Après un divorce, le juge condamne Marc à verser 700 € par mois à Claire à titre de pension. Craignant que Marc n’ait pas les moyens stables de payer, le juge lui demande de souscrire une assurance‑vie désignant Claire comme bénéficiaire ou, si Marc possède une voiture récente, de la nantir (mettre la voiture en gage) : si Marc cesse de payer, Claire pourra faire jouer la garantie pour obtenir les sommes dues.

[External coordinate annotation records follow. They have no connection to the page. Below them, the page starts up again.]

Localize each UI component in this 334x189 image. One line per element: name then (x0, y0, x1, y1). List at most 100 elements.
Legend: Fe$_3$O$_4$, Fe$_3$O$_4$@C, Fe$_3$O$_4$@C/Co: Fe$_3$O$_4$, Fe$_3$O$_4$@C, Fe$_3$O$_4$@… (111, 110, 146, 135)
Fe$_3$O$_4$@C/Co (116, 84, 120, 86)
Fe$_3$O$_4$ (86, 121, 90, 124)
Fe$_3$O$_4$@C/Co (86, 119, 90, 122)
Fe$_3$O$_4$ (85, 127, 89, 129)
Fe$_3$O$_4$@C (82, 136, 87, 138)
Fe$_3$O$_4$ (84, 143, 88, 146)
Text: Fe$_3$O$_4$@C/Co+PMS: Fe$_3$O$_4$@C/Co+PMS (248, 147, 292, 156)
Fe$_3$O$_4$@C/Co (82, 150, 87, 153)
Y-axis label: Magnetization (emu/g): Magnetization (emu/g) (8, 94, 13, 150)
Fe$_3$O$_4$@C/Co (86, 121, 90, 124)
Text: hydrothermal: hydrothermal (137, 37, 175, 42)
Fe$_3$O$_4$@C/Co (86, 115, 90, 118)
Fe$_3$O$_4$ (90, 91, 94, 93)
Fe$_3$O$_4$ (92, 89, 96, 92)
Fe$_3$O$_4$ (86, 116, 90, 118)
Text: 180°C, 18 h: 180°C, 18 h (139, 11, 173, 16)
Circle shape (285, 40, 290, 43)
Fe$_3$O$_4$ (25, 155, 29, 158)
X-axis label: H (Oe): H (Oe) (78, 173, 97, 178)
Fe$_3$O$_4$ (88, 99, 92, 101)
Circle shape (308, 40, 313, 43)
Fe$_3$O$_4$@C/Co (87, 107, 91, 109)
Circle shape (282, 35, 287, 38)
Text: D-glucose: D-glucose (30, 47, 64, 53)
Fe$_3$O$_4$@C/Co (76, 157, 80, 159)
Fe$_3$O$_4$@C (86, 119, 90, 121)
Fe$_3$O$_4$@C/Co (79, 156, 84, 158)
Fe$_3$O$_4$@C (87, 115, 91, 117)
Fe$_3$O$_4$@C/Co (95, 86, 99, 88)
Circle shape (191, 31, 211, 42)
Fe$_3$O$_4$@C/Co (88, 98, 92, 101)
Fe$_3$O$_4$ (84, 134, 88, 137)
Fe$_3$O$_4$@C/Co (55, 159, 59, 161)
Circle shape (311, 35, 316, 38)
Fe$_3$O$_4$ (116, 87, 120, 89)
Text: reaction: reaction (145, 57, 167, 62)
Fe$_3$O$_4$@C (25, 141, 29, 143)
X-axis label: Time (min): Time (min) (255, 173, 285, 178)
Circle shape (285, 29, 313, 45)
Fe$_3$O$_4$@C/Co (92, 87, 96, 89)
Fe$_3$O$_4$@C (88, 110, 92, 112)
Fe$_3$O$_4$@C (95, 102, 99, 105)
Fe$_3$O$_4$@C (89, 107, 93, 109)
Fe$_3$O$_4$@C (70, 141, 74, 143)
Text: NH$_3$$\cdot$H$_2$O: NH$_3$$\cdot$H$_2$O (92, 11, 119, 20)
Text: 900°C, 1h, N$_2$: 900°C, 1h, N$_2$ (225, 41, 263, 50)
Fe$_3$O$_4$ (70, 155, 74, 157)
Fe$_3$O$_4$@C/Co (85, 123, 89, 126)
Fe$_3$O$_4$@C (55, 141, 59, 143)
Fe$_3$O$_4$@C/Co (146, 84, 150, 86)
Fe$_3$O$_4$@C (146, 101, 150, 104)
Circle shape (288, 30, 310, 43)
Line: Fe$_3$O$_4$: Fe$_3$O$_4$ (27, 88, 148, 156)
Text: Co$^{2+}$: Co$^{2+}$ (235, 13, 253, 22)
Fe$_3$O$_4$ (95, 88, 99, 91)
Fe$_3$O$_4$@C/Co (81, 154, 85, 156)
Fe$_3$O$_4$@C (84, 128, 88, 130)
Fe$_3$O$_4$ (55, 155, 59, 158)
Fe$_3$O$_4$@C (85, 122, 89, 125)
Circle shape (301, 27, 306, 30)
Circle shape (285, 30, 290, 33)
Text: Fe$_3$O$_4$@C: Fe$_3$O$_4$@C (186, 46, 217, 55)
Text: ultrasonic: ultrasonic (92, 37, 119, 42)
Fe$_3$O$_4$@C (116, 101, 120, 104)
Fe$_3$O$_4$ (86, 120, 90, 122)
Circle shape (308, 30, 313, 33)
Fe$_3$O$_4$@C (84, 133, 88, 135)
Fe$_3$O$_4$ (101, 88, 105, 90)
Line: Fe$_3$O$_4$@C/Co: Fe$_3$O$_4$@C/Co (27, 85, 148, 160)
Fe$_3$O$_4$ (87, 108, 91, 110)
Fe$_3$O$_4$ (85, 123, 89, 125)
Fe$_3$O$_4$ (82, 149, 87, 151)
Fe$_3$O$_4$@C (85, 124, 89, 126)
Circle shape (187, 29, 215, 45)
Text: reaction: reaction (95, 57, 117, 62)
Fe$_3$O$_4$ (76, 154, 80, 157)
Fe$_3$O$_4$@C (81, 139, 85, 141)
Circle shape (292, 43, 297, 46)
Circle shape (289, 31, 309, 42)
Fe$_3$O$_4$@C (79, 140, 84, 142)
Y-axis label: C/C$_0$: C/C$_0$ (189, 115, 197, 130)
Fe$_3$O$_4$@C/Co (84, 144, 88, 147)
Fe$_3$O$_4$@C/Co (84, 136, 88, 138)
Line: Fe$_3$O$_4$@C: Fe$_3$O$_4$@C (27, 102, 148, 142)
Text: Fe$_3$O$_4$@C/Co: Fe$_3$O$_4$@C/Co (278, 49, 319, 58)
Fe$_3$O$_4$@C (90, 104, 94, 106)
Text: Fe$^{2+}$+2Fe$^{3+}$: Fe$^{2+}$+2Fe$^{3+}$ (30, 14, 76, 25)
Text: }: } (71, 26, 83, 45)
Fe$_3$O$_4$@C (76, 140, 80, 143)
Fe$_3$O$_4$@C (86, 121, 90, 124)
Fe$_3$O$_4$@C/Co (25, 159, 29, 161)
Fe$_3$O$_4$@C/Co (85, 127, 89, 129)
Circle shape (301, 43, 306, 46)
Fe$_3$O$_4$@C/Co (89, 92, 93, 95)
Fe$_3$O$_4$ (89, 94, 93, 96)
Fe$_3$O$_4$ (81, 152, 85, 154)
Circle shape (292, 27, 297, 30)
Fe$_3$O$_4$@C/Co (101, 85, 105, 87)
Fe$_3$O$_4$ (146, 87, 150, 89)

- Le pouvoir est discrétionnaire : le juge peut (mais n’est pas obligé) d’imposer une garantie.
- S’applique à l’époux débiteur lorsqu’il doit une rente ou un capital (paiement périodique ou somme unique).
- Trois types de garanties possibles : constituer un gage (nantissement/gage), obtenir une caution (un tiers se porte garant), ou souscrire un contrat garantissant le paiement (ex. assurance‑vie, garantie bancaire).
- Ces mesures s’ajoutent et n’excluent pas l’hypothèque légale ou judiciaire : elles sont indépendantes de celles‑ci.
- But principal : sécuriser le paiement pour protéger le créancier en cas de défaillance du débiteur.
- La mise en œuvre tient compte de la situation patrimoniale du débiteur et du principe de proportionnalité ; le juge apprécie l’opportunité et l’étendue de la garantie.